November 15, 2007 00:00:00


WASHINGTON, Nov 14 (Xinhua): The World Bank called yesterday for broader access to finance in developing countries, saying failure to provide more households and small and medium enterprises with the financial services they need acts as a brake on development.
Between 50 per cent and 80 per cent of adults in many developing countries have inadequate access to financial services, according to a new World Bank policy research report entitled "Finance for All, Policies and Pitfalls in Expanding Access."
While noting the microfinance industry's progress in delivering credit to poor people, the report called for a broader financial strategy that delivers services to all excluded people and firms.
Inclusive financial systems ultimately benefit the poorest people and the smallest firms the most, by creating more jobs, raising incomes, and generating more opportunities for small businesses, the report said.
"Reforms that promote access to financial services should be at the core of the development agenda," said Asli Demirguc-Kunt, Senior Research Manager, Finance and Private Sector at the World Bank, and lead author of the report.
"Better access to finance not only increases economic growth, but also helps fight poverty, and reduces income gaps between rich and poor people," he said.
Poor people and small firms, especially those in rural areas or in the informal sector, face many barriers to financial access-distance from services, the inability to produce formal documents when needed, and prohibitive costs.
Ethiopia has less than one bank branch per 100,000 people, and in Cameroon it costs 700 dollars-more than GDP per capita-to open a checking account. Across Sub-Saharan Africa, only 20 per cent of households have accounts with financial institutions.
In small firms in developing countries, only 15 per cent of new investments are financed externally, compared with 30 per cent among larger firms. Without financial access, small and new firms face obstacles to both entry and prospective growth.
Governments should strengthen institutions and adopt new technologies to bring down transaction costs, said the report.
Research suggests that they should also encourage competition-including foreign bank entry-and provide the right regulatory incentives.

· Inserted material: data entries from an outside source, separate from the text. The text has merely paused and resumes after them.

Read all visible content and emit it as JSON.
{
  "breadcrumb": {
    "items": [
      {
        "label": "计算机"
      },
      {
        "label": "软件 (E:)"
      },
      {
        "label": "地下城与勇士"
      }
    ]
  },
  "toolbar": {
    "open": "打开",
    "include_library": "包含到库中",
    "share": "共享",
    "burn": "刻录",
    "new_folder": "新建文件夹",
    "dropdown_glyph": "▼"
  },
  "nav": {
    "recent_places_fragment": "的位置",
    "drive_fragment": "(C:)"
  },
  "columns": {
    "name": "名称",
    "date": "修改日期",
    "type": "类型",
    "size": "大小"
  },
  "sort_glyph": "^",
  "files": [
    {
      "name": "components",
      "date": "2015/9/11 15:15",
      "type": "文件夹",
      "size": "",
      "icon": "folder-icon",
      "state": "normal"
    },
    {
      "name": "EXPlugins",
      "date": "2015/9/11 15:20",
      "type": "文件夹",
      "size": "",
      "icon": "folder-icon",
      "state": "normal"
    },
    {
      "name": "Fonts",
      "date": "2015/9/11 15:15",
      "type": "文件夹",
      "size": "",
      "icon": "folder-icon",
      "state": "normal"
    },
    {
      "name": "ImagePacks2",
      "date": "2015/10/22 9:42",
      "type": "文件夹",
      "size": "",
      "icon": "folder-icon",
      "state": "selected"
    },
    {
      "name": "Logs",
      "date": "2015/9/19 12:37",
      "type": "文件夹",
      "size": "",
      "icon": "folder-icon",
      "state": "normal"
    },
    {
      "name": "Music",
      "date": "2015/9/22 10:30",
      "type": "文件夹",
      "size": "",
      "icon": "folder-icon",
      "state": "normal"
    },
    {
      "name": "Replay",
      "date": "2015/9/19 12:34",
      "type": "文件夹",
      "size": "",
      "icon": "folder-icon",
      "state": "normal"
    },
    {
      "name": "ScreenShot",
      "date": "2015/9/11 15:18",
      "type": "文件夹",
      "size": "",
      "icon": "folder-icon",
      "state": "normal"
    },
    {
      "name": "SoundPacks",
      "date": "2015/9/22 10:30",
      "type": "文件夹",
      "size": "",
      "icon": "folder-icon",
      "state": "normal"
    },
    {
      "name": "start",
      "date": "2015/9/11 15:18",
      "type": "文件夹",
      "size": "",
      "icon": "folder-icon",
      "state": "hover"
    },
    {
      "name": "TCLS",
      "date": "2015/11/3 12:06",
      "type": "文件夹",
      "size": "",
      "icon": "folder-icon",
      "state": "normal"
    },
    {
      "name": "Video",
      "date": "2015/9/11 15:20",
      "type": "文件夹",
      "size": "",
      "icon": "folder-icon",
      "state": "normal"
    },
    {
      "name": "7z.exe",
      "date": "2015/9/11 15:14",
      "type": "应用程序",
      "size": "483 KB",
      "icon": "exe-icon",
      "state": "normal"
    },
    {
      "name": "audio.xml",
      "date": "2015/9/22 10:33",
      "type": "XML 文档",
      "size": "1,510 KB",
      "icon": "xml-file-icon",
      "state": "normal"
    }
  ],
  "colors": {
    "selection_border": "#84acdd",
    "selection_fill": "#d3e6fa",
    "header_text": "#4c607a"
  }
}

In contrast, direct interventions by governments, such as through credit subsidies or government-owned financial institutions, can be counter-productive, reducing incentives for the private sector to deliver services to the poor, according to the report.
Expanding access to financial services remains an important policy challenge in many countries, with much for governments to do. However, policymakers need to have realistic goals. For example, in many instances, lax credit policies have hampered national welfare.
According to the report, government policies in the financial sector should focus on prioritising institutional reforms, promoting cost-effective technologies and also promoting competition and stability.
Policymakers should also help deliver financial services to the poorest without subsidies remains difficult, said the report.
As credit is not the only, or in many cases, the main financial service needed by the poorest, the report suggested that subsidies may be better spent on overcoming barriers to savings and payment services, which are necessary to participate in a modern market economy.